Daniel-Worrall commented 4 years ago

I'm already tracking download progress in a roundabout way. The issue is more geared towards that I feel there should be a feature in Client to handle yielding to a block as the body is received, and my use case is simply how I came across it. Streaming is supplied and supported, but it doesn't feel like a complete solution.

E: The two issues are distinct. They are feature requests, and this is the platform I thought would be appropriate for them. Let me know if I'm mistaken.

HankAnderson commented 4 years ago

I disagree. The solution above, or something similar to IO.copy, is just 3~5 lines. You may want to use different buffer sizes. You may want different things. This is not something for the standard library. You can already do what you want by composing existing APIs.

naqvis commented 4 years ago

Didn't this idea surface somewhere else recently? Does somebody remember?

yeah jhass, this was discussed on gitter iirc.

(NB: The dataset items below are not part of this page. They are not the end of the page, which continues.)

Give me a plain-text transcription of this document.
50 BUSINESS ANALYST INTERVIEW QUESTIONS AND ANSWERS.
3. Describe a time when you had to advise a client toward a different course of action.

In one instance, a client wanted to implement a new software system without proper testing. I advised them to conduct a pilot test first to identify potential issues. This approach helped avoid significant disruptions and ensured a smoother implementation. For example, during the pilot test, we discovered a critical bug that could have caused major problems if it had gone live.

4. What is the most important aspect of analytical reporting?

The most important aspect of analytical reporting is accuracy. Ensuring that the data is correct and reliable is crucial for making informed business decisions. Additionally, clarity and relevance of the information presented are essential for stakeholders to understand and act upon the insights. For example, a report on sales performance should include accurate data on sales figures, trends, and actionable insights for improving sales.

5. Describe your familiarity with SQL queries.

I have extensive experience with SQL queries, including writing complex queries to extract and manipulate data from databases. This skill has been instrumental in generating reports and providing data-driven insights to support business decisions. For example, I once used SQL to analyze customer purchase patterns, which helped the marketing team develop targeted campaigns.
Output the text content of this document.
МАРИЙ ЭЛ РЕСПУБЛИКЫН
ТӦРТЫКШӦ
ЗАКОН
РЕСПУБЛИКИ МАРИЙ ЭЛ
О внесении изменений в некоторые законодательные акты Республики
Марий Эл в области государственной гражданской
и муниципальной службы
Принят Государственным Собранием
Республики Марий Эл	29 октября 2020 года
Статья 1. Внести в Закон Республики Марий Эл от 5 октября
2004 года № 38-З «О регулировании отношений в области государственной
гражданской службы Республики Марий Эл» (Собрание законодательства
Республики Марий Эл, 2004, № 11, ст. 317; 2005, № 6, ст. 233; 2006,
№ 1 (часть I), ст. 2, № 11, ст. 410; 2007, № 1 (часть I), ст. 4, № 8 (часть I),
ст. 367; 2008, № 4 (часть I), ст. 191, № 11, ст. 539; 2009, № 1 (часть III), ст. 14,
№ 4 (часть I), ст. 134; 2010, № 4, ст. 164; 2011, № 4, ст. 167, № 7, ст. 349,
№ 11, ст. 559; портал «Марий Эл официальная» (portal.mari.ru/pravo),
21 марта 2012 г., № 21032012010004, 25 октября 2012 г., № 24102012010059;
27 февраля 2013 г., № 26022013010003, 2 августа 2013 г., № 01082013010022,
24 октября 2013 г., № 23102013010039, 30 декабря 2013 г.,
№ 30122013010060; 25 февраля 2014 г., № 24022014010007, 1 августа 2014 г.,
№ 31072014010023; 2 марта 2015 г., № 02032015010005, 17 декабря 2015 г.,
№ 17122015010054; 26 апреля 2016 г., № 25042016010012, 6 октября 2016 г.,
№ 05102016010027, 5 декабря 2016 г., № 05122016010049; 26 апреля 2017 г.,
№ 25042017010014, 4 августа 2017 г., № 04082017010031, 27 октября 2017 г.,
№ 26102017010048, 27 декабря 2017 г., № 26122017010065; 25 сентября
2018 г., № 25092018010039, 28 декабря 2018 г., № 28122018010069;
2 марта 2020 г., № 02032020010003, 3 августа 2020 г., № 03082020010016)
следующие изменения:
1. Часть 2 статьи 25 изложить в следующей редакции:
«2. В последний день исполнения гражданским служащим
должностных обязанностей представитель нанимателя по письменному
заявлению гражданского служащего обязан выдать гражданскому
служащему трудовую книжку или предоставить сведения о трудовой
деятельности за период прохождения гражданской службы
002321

HankAnderson commented 4 years ago

Also, inspired by this answer for Go, you can do it for any IO like this (note that this is for reading files, but you can create Progress.new(response.body_io) in your use case):

class Progress < IO
  def initialize(@io : IO, @total : Int64, &@block : Int64, Int64 ->)
    @current = 0_i64
  end

  def read(slice : Bytes)
    read_bytesize = @io.read(slice)
    @current += read_bytesize
    @block.call(@current, @total)
    read_bytesize
  end

  def write(slice : Bytes) : Nil
    raise "Can't write"
  end
end

filename = "some filename"
total = File.size(filename).to_i64
File.open(filename) do |file|
  progress = Progress.new(file, total) do |current, total|
    puts "Downloaded #{current} of #{total}"
  end
  progress.gets_to_end
end

Maybe IO::Progress can be part of the standard library, I don't know. But as you can see, it's really easy to compose existing APIs to achieve what you want.